Dal bhat, lentils and rice, is the national dish of Nepal. Bhat, rice, is white and simply cooked. Dal is lentils cooked with seasonings in a kind of thick soup or stew. Most Nepalese eat dal bhat every day, often twice a day. Other dishes such as vegetable curry are usually served with rice and lentils, but “dal bhat” is still used to refer to the whole meal.
Bhat is the rice part of Dal Bhat. Nepali rice is white and for dal bhat it is boiled or steamed. Written recipes typically call for basmati rice or long grain white rice. In Nepal, ghee, a type of ghee, is often added to rice. If ghee is not available, butter can be substituted.
Dal refers to both the legumes used in the cooked dish and the dish itself. Although the word is commonly translated into English as “lentils”, dried beans and peas are also considered dal and are sometimes mixed with lentils when cooking dal bhat. The Nepalese people distinguish between black and yellow based on the color of the lentil used.

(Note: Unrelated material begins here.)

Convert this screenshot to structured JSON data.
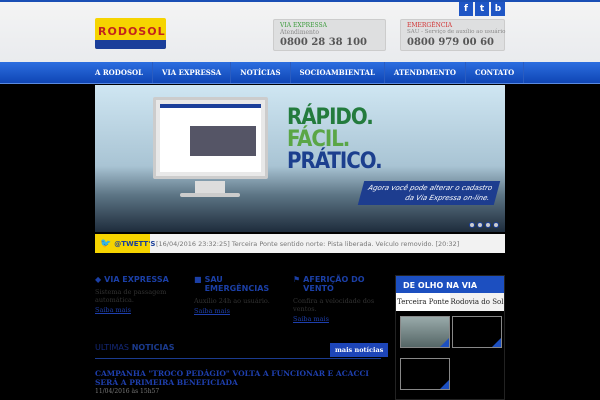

Typical dal recipes call for briefly soaking the lentil before cooking. Sometimes pressure cooking is also recommended. Lentils cook very quickly, however, both soaking and pressure cooking are probably more important in Nepal and other high altitude areas where cooking takes longer because the water boils at a lower temperature.
Seasonings for dal can vary, but the most common are onions, garlic, turmeric, ginger, chillies or chili powder, and cumin. Some of the seasonings, especially those that are dry powders, are added to the lentils as they cook. Onions, garlic, chiles and whole spices such as mustard seeds are fried in ghee or oil and stirred into the cooked lentils before serving.
Apart from dal bhat, most meals also include curried vegetables called tarkari and achar. Tarkari can be as simple as curried spinach or it can include a range of items such as potatoes, cabbage, carrots and green beans. Achar is usually translated into English as “pickle” but is a spicy plant-based condiment that more closely resembles chutney. The entire meal is usually presented to those eating on individual divided plates with part of each food placed in its own area. At a more elaborate meal, a meat dish is served along with the vegetable dishes on the same plate.